CIS 671, Winter 2002
Homework 4: OLAP*

 

  1. An on-line seller of computers wishes to maintain data about orders.  Customers can order their PC with any of several processors, a selected amount of main memory, any of several disk units, and several CD or DVD readers.  The fact table for such a database might be:
  2. Orders(cust, date, proc, memory, disk, cd, quant, price)

    where cust is the customer ID and a foreign key for a dimension table about customers, and proc (processor), disk and cd are similar.  For example, a disk ID might be elaborated in a dimension table giving the manufacturer and several disk characteristics.  The memory attribute is simply an integer: the number of megabytes of memory ordered.  The quant attribute is the number of machines of this type ordered by this customer, and price is the total cost of each machine ordered. 

    1. Which are the dimension attributes, and which are the dependent attributes?
    2. For some of the dimensions attributes, a dimension table is likely to be needed.  Suggest appropriate schemas for these dimension tables.
  3. Suppose that we want to examine the data above to find trends and thus to predict which components the company should order more of.  Describe a series of drill-down and roll-up queries that would lead to the conclusion that customers are beginning to prefer a DVD drive to a CD drive.
  4. To apply the CUBE operator to the example above, we might find it convenient to break several dimensions more finely.  For example, instead of one processor dimension, we might have one dimension for the type (e.g., AMD K-6 or Pentium-III), and another dimension for the speed.  Suggest a set of dimensions and dependent attributes that will allow us to obtain answers to a variety of useful aggregation queries.  In particular, what role does the customer play?  Also the price above referred to the price of one machine, while several identical machines could be ordered in a single tuple.  What should the dependent attribute(s) be?
  5. What tuples of the cube above would you use to answer the following queries?
    1. Find, for each processor speed, the total number of computers ordered in each month of the year 2000.
    2. List for each type of hard disk (e.g., SCSI or IDE) and each processor type the number of computers ordered.
    3. Find the average price of computers with 400 megahertz processors for each month from January 1999.

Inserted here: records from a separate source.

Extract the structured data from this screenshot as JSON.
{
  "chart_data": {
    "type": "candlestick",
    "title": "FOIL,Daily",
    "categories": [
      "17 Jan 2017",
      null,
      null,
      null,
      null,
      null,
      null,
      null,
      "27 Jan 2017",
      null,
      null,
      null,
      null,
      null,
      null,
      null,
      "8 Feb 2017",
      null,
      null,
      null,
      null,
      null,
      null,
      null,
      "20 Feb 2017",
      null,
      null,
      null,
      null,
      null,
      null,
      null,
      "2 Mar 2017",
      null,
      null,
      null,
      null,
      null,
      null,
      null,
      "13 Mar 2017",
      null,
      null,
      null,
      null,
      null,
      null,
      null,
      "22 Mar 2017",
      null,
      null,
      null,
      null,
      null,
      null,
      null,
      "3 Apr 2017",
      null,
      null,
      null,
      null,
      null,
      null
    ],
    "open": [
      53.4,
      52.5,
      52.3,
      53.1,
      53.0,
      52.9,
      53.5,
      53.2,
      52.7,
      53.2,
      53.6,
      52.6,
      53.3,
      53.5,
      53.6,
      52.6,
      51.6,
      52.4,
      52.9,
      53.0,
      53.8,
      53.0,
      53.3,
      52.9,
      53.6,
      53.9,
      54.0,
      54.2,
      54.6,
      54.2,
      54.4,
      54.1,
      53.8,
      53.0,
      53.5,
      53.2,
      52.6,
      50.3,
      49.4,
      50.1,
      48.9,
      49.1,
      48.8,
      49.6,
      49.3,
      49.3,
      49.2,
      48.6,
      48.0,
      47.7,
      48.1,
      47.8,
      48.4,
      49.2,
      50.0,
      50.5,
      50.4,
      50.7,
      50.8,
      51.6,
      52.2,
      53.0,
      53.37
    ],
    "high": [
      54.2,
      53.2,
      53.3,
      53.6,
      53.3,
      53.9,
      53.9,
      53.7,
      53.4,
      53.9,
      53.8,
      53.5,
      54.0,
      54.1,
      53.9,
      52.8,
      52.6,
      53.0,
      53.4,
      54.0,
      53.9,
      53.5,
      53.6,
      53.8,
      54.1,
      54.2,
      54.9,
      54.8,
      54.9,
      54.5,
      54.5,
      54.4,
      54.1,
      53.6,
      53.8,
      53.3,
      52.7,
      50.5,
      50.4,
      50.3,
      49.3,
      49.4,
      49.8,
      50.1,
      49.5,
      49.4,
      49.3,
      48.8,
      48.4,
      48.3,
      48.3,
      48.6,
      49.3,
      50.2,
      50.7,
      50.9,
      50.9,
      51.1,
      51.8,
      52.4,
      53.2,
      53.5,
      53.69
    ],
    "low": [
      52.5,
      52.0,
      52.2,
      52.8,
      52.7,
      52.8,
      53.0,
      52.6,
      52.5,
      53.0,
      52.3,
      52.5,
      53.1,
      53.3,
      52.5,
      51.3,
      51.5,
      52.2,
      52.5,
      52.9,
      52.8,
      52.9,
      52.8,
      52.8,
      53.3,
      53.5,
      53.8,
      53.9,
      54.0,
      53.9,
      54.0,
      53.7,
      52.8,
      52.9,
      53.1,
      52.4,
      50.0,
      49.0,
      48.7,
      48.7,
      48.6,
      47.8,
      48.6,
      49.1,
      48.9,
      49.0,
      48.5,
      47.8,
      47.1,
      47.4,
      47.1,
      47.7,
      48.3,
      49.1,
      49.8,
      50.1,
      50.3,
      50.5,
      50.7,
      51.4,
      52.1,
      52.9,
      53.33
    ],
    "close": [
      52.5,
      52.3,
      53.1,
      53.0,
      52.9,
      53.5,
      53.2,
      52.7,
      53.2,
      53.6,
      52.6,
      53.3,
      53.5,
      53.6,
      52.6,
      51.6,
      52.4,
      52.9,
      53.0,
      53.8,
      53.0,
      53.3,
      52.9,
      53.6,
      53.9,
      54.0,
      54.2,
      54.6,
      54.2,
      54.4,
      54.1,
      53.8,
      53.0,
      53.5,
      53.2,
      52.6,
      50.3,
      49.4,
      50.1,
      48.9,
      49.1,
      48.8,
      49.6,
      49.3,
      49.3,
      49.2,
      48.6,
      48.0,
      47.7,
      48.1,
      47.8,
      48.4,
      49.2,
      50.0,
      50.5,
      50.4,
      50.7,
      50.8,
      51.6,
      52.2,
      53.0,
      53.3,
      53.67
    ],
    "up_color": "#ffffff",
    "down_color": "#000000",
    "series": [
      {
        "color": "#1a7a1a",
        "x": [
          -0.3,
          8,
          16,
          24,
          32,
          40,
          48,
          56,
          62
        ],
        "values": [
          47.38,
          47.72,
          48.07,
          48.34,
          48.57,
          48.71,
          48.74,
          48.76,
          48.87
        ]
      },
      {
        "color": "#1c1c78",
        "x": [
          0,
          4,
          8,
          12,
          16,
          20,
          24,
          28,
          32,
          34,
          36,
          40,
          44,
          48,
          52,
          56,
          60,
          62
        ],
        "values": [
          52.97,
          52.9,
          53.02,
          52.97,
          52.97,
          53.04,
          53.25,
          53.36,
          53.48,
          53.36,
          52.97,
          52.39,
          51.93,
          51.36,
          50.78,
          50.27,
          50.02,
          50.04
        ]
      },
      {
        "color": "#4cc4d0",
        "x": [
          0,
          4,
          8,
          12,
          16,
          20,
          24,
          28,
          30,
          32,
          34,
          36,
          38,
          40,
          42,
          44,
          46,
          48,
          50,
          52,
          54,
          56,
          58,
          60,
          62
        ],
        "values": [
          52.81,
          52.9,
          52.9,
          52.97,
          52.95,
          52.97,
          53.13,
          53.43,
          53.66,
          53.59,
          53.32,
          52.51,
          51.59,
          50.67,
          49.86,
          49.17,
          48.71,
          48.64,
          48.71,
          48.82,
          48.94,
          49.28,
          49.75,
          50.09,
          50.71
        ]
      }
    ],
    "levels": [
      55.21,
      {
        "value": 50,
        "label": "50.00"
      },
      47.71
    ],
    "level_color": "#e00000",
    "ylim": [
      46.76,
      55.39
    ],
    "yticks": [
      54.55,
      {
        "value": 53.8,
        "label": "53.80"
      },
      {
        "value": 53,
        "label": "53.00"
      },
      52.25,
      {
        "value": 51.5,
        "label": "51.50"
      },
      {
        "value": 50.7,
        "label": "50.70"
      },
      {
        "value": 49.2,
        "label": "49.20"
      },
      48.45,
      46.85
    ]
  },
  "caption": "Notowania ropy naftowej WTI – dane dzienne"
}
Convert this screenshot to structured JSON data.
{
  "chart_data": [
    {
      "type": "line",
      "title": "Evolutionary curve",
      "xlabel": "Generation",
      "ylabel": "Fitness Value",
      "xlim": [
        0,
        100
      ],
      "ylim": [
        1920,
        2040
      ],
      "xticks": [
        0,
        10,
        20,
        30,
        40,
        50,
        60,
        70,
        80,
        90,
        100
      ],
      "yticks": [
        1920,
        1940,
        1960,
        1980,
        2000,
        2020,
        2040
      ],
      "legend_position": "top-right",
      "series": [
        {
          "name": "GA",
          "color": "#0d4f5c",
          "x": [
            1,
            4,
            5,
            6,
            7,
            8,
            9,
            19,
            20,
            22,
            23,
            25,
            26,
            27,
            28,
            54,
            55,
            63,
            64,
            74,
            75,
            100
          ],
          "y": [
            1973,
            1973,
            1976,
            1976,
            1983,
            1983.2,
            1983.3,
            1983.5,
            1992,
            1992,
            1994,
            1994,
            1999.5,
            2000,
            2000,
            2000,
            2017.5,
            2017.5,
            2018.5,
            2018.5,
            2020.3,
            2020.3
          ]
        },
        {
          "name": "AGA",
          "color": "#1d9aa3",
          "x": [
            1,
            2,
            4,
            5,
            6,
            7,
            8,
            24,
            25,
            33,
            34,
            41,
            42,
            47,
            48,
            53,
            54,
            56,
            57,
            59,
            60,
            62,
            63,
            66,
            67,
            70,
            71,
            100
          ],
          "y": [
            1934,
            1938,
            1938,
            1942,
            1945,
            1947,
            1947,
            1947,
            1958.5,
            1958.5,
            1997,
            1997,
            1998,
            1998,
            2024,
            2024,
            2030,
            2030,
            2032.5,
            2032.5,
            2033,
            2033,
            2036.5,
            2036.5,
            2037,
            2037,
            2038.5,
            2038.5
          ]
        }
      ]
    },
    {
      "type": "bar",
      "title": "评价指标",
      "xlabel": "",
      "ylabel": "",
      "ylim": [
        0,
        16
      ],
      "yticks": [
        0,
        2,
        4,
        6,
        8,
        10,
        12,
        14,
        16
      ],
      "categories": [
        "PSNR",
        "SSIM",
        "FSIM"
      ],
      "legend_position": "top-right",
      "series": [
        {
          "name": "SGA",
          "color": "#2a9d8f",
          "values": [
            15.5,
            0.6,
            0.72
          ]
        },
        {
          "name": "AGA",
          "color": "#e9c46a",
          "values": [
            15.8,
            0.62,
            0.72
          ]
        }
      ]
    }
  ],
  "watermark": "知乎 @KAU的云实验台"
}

  6. The computers described above do not include monitors.  What dimensions would you suggest to represent monitors?  You may assume the price of the monitor is included in the price of the computer.
  7. The design above is suitable for the CUBE operator.  However, some of the dimensions could also be given a nontrivial lattice structure.  In particular, the processor type could also be organized by manufacturer (e.g., Sun Intel, AMD, Motorola), series (e.g., Sun UltraSparc, Intel Pentium or Celeron, AMD K-series, or Motorola G-series), and model (e.g., Pentium-III or AMD K-6).
    1. Design the lattice of processor types following the examples described above.
    2. Define a view that groups processors by series, hard disks by type, and CD’s by speed, aggregating everything else.
    3. Define a view that groups processors by manufacturer, hard disks by speed, and aggregates everything else except memory size.
    4. Give examples of queries that can be answered from the view of (b) only, the view of (c) only, both, and neither.

 

 

(*) Adapted from Garcia-Molina, Ullman & Widom, Database System Implementation, Prentice-Hall, 2000, pp. 612-632.